In this respect, a 2021 analysis done by the International Renewable Energy Agency (IRENA) found that global renewable energy jobs had edged up by 71 percent in 2020 to hit 12 million jobs in 2020, up from 7.3 million in 2012.

“Trends in the MENA region reveal similar opportunities for employment growth, with over $100 billion invested in renewables projects in 2021 alone. While some job profiles will likely remain the same (that of marketing and administrative personnel, engineers, professional experts, technicians, and unskilled workers), the trades in greatest demand are likely to change. For example, jobs in the oil and gas sector are dominated by tradespeople such as pipelayers, plumbers, pipefitters or steamfitters, and construction equipment operators, while positions in renewables are dominated by solar PV installers, wireman, roofers, and electricians,” the study explained.

It expected a growth in demand for skills across the region going forward, especially in in telecommunications, computer science, and artificial intelligence as the sector diversifies and modernises, which leave significant room for empowerment of women in the sector through employment.

Based on the latest available labour force surveys in Egypt, Jordan, Iraq, Lebanon and Saudi Arabia, women’s participation in the energy sector is below 10 percent on average.
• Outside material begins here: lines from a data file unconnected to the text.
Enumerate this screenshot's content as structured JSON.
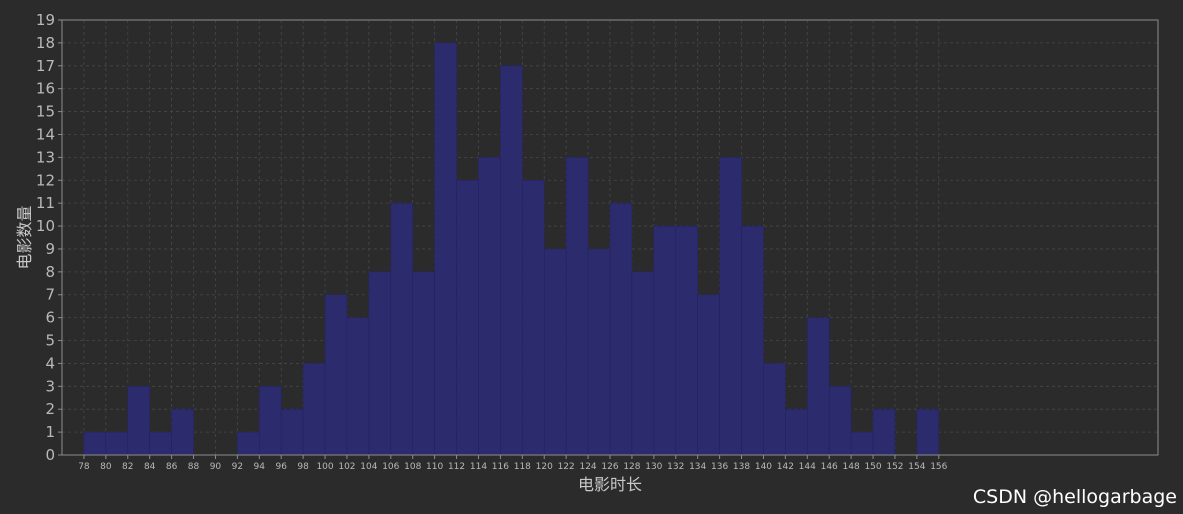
{
  "chart_data": {
    "type": "bar",
    "title": "",
    "xlabel": "电影时长",
    "ylabel": "电影数量",
    "bin_start": 78,
    "bin_width": 2,
    "x_ticks": [
      78,
      80,
      82,
      84,
      86,
      88,
      90,
      92,
      94,
      96,
      98,
      100,
      102,
      104,
      106,
      108,
      110,
      112,
      114,
      116,
      118,
      120,
      122,
      124,
      126,
      128,
      130,
      132,
      134,
      136,
      138,
      140,
      142,
      144,
      146,
      148,
      150,
      152,
      154,
      156
    ],
    "y_ticks": [
      0,
      1,
      2,
      3,
      4,
      5,
      6,
      7,
      8,
      9,
      10,
      11,
      12,
      13,
      14,
      15,
      16,
      17,
      18,
      19
    ],
    "values": [
      1,
      1,
      3,
      1,
      2,
      0,
      0,
      1,
      3,
      2,
      4,
      7,
      6,
      8,
      11,
      8,
      18,
      12,
      13,
      17,
      12,
      9,
      13,
      9,
      11,
      8,
      10,
      10,
      7,
      13,
      10,
      4,
      2,
      6,
      3,
      1,
      2,
      0,
      2
    ],
    "xlim": [
      76,
      176
    ],
    "ylim": [
      0,
      19
    ],
    "grid": true,
    "colors": {
      "background": "#2b2b2b",
      "bar_fill": "#2b2b6e",
      "bar_edge": "#222260",
      "grid": "#474747",
      "frame": "#8c8c8c"
    }
  },
  "watermark": "CSDN @hellogarbage"
}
The study shed light on the general factors contributes to poor labour market outcomes and limited entrepreneurship among women in the MENA; these include women’s lack of access to education and equal opportunities for skills development, as well as limited guidance for young women in the public education system, which hampers their transition from education in the science, technology, engineering and mathematics (STEM) fields to work opportunities.

Factors also include the lack of jobs and a skills mismatch attributed to the disconnect between what is taught and what employers need, recruitment opportunities that are largely centralised and do not target women, the lack of role models and access to career advice in the workforce, legal restrictions that reinforce gender stereotypes in the sector and occupational segregation.

Moreover, there is difficulties in women’s advancement owing to biases, inequitable workplace conditions, and pervasive wage inequality, along with concerns surrounding safe mobility for women, particularly while traveling for on-site work, besides social and normative constraints that women face because of deeply entrenched patriarchal belief systems that hinder their success in the sector, according to the study.